Наконец, Шарлотте надоедает такое бездействие, и она подходит к стационарному телефону, стоящему на тумбочке в коридоре, и звонит подруге.
На вызов отвечают не сразу.
— Алло, привет, котеночек, ты как? — спрашивает Чарли, нежно обнимая молочного цвета трубку обеими руками.
— Приве-ет, Чарли, блин, ты так не вовремя.
— Почему? — шутливо хмурится Чарли.
— Я уже хотела пойти попи-исать.
— Ничего, потерпишь, ты уже большая девочка. Ну что, там ничего не намечается? Погулять не хочешь ночью? И позвать остальных.

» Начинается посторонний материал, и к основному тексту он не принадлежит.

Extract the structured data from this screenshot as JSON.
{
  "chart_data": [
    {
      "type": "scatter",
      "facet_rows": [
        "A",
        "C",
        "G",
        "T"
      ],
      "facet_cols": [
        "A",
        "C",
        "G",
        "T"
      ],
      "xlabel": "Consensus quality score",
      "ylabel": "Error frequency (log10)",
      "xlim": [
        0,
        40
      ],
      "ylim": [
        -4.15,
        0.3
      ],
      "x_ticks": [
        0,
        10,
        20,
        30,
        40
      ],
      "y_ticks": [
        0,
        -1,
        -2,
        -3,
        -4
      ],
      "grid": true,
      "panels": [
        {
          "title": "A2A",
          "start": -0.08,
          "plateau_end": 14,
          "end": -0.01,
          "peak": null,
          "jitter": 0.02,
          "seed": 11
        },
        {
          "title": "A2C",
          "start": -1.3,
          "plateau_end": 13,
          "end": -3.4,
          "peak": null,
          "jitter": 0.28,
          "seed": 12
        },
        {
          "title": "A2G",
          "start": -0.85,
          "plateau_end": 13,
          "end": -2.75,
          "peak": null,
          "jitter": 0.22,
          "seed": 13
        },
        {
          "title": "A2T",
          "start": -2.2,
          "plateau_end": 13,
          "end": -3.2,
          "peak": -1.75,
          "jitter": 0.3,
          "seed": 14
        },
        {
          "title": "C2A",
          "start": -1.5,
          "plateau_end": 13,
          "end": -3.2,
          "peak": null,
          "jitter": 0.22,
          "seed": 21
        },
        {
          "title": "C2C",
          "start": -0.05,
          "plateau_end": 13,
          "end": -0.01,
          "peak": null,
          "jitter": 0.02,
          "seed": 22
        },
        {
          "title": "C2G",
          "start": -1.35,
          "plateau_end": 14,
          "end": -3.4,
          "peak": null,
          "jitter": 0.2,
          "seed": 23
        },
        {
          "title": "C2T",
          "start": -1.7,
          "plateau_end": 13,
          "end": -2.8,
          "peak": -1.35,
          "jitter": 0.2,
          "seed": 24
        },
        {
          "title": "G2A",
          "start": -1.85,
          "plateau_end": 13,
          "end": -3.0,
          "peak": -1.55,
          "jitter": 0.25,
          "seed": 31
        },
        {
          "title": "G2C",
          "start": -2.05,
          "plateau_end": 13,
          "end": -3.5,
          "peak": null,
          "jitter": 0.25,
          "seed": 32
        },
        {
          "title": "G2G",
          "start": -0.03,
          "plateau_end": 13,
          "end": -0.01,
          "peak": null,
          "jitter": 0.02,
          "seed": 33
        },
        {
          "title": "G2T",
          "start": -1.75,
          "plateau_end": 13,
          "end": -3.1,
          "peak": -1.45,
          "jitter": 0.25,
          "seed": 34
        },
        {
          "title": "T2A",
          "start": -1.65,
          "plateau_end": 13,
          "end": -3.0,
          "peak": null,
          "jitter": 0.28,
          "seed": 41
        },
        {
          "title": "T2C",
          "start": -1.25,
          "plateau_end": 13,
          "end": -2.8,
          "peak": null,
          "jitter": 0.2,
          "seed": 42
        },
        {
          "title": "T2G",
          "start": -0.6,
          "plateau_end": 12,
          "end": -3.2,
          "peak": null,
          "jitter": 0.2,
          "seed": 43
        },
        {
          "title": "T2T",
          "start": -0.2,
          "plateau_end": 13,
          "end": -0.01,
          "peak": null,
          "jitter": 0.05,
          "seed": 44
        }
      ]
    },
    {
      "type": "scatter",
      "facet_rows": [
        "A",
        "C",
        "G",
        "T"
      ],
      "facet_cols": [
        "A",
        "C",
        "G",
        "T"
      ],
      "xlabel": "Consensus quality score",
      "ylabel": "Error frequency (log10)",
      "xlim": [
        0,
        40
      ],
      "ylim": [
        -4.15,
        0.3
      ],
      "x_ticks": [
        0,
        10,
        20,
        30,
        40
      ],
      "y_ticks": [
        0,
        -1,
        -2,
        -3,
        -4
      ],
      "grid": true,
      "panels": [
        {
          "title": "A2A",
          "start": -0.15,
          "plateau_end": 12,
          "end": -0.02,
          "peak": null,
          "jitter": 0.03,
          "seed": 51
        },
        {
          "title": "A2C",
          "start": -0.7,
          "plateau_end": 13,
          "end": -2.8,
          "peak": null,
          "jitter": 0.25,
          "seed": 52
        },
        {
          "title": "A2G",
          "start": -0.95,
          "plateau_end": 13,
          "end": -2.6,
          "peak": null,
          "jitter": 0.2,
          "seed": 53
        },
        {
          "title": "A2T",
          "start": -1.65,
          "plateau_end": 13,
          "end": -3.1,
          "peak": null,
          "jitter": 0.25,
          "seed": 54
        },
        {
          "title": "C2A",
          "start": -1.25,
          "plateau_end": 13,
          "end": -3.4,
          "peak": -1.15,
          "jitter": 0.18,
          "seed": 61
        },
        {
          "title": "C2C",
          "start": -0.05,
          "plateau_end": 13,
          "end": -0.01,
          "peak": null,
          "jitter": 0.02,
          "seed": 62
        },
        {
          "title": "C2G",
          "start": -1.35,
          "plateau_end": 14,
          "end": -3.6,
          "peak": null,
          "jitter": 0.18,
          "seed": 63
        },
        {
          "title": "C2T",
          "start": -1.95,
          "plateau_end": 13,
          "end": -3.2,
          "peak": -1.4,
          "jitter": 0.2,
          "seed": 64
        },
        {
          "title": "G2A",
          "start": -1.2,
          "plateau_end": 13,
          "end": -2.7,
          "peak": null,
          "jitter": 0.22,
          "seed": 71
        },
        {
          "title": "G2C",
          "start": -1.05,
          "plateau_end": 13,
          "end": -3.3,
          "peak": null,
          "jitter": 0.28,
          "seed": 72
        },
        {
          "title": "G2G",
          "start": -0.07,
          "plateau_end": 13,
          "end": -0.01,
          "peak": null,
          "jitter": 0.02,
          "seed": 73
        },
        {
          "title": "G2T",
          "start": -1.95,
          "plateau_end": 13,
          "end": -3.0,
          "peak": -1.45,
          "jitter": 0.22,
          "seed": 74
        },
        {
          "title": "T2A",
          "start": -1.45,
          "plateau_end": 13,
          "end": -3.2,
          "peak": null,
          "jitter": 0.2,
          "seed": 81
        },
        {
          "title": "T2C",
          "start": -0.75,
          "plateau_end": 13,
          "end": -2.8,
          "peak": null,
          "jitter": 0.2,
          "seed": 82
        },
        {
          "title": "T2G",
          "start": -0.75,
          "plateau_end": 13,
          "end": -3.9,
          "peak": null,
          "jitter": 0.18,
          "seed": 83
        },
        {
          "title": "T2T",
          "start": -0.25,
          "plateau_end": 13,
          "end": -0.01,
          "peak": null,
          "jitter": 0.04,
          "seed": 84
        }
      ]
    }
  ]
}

— Уф, Чарли, я сегодня точно никуда не пойду, про остальных не знаю. — Небольшая пауза. — По домам будут сидеть, наверно.
— Эй, а ты почему нет? Ты что, бросишь меня? На растерзание тоске?
— Позвони ты раньше — погуляли бы, но мне скоро на работу в ночную смену.
— Стоп, но ты же работала в дневную. В этом… — Чарли судорожно щелкает пальцами, — супермаркете на углу, забыла, как его.
— Я попросила поставить меня в ночную. По личным причинам, — уклончиво отвечает подруга. — Ладно, кис, я уже не могу терпеть, сегодня никак не получится, бай, не скучай.
— Эй!
Гудки. Чарли, расстроенная, кладет трубку на место и задумчиво чешет живот. Печально, однако. Некому выгулять ее. Еще курить жутко хочется, невыносимая жажда.
— Ладно, метнусь до магазина, куплю сигарет и что-нибудь придумаю, — бормочет Шарлотта.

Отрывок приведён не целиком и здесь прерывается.